Man kann also sehen, dass das Wissen da ist, aber ohne einen handfesten Grund wird es nicht eingesetzt werden. Und selbst mit einem Grund wird es üblicherweise ziemlich lange dauern, bis eine konkrete, wenn auch meist eher halbherzige Bemühung daraus erwächst. Und so ist die Stärke des Menschen auch seine Schwäche. Das, was ihn als Spezies groß gemacht hat, hat auch das Potenzial, ihn zu vernichten: seine Fähigkeit, auf die Natur Einfluss zu nehmen.

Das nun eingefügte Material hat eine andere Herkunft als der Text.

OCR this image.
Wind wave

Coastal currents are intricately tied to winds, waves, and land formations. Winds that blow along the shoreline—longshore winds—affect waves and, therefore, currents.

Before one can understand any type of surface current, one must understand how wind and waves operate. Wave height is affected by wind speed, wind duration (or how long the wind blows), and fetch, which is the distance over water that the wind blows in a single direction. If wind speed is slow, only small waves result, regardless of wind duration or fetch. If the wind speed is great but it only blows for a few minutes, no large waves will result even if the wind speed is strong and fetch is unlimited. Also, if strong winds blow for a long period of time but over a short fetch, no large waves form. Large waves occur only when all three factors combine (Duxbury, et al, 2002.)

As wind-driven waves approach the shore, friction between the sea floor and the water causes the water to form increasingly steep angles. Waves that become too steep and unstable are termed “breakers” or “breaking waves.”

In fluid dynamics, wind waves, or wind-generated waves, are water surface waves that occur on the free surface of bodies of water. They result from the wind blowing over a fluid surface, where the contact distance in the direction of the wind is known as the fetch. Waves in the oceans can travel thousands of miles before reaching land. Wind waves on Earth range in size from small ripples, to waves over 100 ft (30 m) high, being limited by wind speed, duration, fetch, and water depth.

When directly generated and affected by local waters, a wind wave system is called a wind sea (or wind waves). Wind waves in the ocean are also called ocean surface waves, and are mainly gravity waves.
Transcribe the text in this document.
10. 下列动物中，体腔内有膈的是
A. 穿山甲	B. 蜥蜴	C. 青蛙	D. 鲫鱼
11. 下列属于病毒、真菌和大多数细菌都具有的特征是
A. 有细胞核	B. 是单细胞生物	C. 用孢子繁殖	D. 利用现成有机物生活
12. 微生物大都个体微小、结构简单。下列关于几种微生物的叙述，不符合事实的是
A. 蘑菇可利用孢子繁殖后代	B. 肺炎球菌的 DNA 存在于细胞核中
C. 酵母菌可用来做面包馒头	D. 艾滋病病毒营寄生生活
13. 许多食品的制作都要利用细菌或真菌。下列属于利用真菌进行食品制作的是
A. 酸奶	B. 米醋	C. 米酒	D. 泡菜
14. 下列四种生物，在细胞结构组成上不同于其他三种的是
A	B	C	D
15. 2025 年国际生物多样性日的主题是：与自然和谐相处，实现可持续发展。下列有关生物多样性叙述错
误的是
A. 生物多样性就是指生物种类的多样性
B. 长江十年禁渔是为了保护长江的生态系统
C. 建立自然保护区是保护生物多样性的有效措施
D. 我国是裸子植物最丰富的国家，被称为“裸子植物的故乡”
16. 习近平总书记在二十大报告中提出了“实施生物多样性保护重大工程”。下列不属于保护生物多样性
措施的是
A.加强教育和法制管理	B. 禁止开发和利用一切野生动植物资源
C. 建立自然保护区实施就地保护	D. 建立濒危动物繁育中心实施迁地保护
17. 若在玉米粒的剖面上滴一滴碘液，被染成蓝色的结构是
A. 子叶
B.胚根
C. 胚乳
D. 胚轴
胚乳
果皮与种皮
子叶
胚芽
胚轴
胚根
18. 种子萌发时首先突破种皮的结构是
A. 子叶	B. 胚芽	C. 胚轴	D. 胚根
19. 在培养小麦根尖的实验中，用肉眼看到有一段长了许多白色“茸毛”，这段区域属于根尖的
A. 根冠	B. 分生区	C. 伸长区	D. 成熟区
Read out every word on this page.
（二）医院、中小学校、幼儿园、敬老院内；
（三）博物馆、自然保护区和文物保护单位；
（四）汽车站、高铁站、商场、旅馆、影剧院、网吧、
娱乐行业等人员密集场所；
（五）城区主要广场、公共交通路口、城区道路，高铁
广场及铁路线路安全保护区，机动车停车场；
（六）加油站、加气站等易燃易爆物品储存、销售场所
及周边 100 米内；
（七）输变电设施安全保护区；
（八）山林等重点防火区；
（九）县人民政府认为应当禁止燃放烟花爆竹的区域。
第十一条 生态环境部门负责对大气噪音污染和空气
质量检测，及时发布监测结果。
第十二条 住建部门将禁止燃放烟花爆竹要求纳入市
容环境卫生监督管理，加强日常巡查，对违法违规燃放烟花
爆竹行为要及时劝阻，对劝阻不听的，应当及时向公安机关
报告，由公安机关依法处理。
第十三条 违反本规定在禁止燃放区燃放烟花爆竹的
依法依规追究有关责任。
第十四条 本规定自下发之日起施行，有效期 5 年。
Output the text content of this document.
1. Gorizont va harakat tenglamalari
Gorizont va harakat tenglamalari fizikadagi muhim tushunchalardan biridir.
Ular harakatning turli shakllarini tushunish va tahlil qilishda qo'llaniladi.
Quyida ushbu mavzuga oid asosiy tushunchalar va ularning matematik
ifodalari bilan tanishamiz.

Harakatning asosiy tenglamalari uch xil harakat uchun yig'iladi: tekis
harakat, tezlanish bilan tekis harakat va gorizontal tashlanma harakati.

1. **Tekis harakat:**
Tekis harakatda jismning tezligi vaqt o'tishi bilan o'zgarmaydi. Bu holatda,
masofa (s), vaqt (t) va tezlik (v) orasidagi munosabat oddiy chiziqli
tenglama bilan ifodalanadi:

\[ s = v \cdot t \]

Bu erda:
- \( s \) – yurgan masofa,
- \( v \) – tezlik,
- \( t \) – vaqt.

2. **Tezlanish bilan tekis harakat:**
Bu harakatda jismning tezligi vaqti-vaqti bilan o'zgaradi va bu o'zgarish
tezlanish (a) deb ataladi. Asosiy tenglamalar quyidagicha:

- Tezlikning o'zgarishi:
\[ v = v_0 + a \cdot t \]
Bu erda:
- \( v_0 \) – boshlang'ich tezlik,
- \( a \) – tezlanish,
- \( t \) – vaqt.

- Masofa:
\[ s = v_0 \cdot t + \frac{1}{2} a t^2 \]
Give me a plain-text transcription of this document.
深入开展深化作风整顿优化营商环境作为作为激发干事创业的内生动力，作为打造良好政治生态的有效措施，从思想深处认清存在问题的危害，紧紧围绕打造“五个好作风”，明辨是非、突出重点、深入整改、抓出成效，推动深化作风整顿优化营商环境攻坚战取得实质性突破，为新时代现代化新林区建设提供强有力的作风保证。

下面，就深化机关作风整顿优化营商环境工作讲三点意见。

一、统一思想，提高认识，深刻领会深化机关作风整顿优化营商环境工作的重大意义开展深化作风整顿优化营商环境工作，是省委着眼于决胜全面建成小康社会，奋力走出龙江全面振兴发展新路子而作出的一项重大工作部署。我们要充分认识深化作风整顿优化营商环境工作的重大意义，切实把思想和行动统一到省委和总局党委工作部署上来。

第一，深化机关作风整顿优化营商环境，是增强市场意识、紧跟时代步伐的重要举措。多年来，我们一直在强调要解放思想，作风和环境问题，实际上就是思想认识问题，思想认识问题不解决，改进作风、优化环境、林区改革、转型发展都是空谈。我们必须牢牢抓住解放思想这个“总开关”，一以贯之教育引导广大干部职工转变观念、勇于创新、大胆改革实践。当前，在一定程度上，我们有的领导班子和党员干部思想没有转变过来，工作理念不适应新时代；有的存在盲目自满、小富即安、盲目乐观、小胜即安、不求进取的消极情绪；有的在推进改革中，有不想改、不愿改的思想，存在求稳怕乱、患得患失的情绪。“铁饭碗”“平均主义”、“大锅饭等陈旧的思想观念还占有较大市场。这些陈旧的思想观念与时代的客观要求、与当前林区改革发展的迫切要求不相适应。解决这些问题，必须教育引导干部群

Viele Jahrtausende lang hat der Mensch sich ungestraft praktisch unbegrenzt ausbreiten können. Er hat dabei seine unmittelbare und zunehmend auch weitere Umgebung in immer größerem Maße geformt. Und er hat dabei feststellen müssen, dass er nicht unbegrenzt in die Ökologie des Planeten eingreifen kann. Als Schottland und der Balkan für den Bau von Schlachtschiffen abgeholzt wurden, wurden die jeweiligen Ökosysteme massiv geschädigt, und Erosion wie auch Schaf- und Ziegenzucht verhinderten nachhaltig eine Regeneration der Landschaft. Andere Landschaften wurden durch Versalzung infolge künstlicher Bewässerung unbewohnbar, und die Sahara wächst auch nicht nur wegen klimatischer Veränderungen, und Spanien wird wegen fehlgeleiteter Landwirtschaft und kurzfristigem Gewinnstreben bald zur Wüste, wahrscheinlich gleichzeitig mit der amerikanischen Kornkammer. Und die südamerikanische grüne Lunge und Klimamaschine Regenwald wird für kurzfristigen Sojaanbau auf schnell unfruchtbar werdenden Tropenböden abgeholzt. Hinzu kommt eine weltweit seit über hundert Jahren zunehmende Umweltverschmutzung, die unser Klima, und das globale Ökosystem insgesamt, extrem gefährdet. Der Anstieg des Meeresspiegels und noch zunehmende Hungerkatastrophen sind abzusehen, aber immer noch dominiert kleinkariertes Gewinn- und Machtstreben gegen den aktiven Einsatz für unser fragiles Ökosystem, buchstäblich nach dem Motto: „Nach uns die Sintflut!“
Wenn sich an dieser Situation etwas ändern soll, dann sind grundlegende Änderungen notwendig. Es nützt nichts, an Teilaspekten herumzulaborieren, während sich vielleicht unbemerkt die nächste Katastrophe anbahnt. Wenn man wirklich etwas ändern will, dann muss man darangehen, das Wachstum einer neuen Welt mit neuen Menschen zu fördern. Das geht natürlich nicht von heute auf morgen – das wird viele Generationen dauern, und es wird viel Geld kosten. Aber wenn wir nicht gleich beginnen, wird es nie so weit kommen.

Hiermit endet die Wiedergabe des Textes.